Chinese Nationalist Party (KMT) Taichung chapter secretary-general Chen Chien-feng (陳劍鋒) and executive director Wu Kang-lung (伍康龍) were among those indicted.
Charges include document forgery under the Criminal Code (刑法) and contravening the Personal Data Protection Act (個人資料保護法) for illegal use of private information by a non-government entity.
Photo: Chen Chien-chih, Taipei Times
Wu, Chen and two additional party workers were also charged under the Civil Servants Election and Recall Act (公職人員選舉罷免法) with forging or misusing personal information to falsify recall petitions.

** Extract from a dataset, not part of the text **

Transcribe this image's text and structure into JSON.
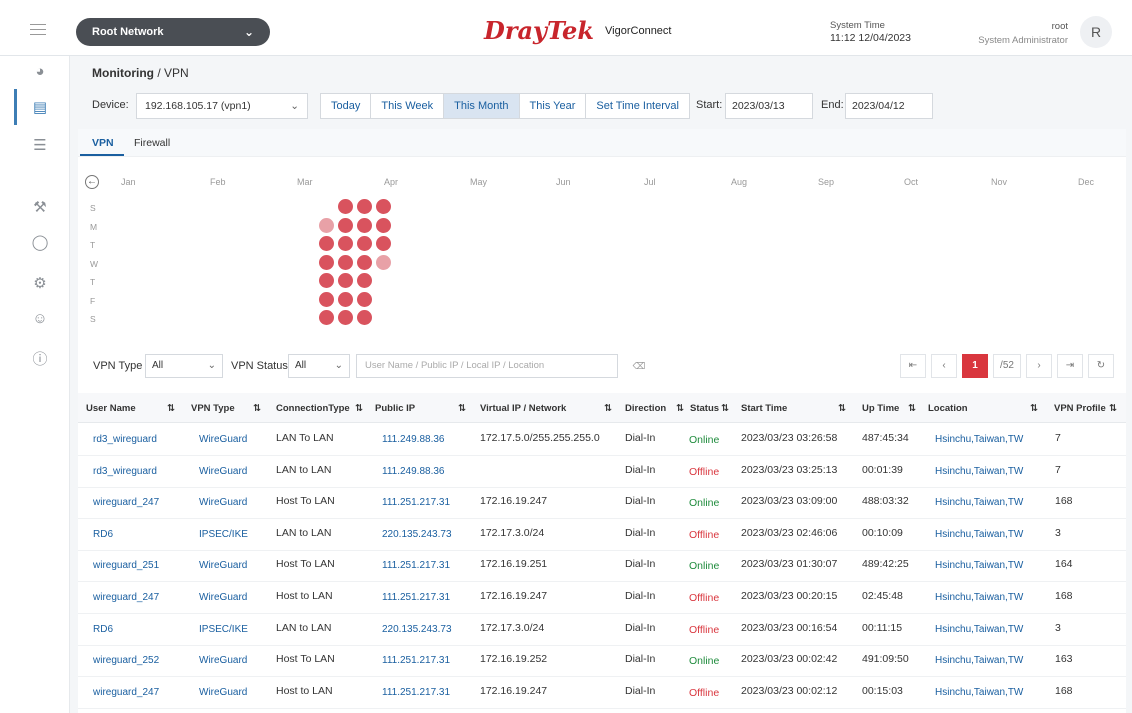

During the hearing, Wu and Chen’s lawyers relayed their confessions to the court, seeking more lenient sentencing. The defendants acted in response to demands from KMT headquarters, and under social and political pressure to meet targets in a short timeframe, they said.
The indictment said the Taichung City Election Commission investigated the first recall petition of 2,360 signatures targeting DPP Legislator Tsai Chi-chang (蔡其昌), adding that while the petition surpassed the 2,235 signature threshold, it was later found that only 640 signatures were genuine and 1,720 were forged, yielding a falsification rate of 72.88 percent.
Meanwhile, the petition against DPP Legislator Ho Hsin-chun (何欣純) collected 3,513 signatures, above the 3,297 threshold, but only 975 signatures were real, while 2,538 were forged, giving a falsification rate of 72.25 percent, the indictment said.